Democrat Governor Tom Vilsack says Senate Republicans’ decision to back a five-year, 150-million dollar plan to raise Iowa teacher salaries is a positive step. “I see this as a positive, hopeful sign,” Vilsack says. “There’s still a lot of work to be done.”
Vilsack’s been meeting privately with legislators from both parties, and both the House and Senate, to try to find some agreement on a teacher pay plan. “What was put forward by Senate Republicans today is (an) outgrowth of those meetings and represents a series of discussion points,” Vilsack says. Vilsack says the Senate G-O-P’s teacher compensation model, though, must be tweaked a bit. For example, Vilsack says merit-based teacher pay boosts have to be based on more than how well that teacher’s students do on the Iowa Test of Basic Skills.

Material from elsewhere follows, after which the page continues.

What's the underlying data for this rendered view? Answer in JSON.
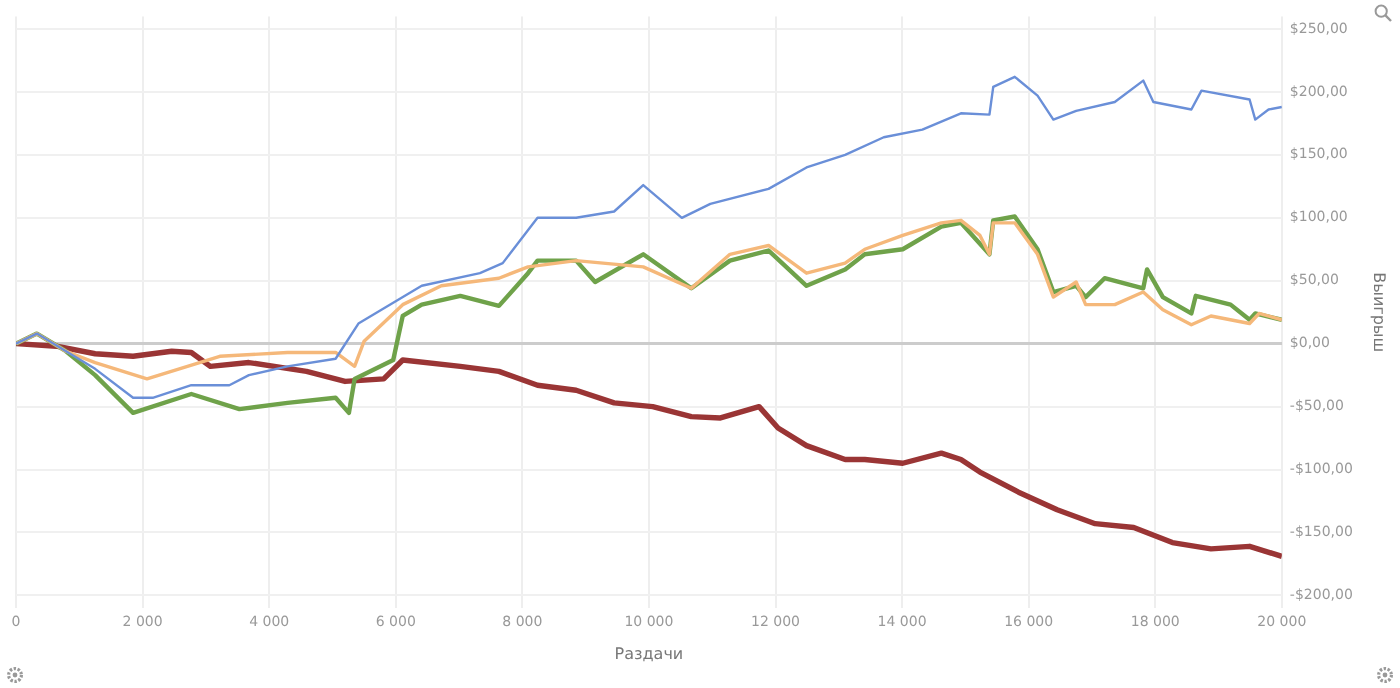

But Vilsack says performance measures will be part of any teacher pay package that he signed into law. “Understanding that we have to send the message, the strong message to teachers and educators across the state that understand that we have to be competitive with our salaries,” Vilsack says. “So my hope is that we will continue these discussions.”
Fellow Democrat Michael Gronstal, the leader of Democrats in the Senate, isn’t on board with the Senate Republicans’ plan. Gronstal says the Republican plan doesn’t respond quickly enough to the need to raise teacher pay.”Senate Democrats believe we need a three-year plan to get to the national average on teacher salaries,” Gronstal says. Gronstal also says Democrats don’t mind paying good teachers more, but they have to make sure “the deck isn’t stacked” against teachers who would be denied pay increases because they work with groups of students, like minorities, who don’t perform as well on tests.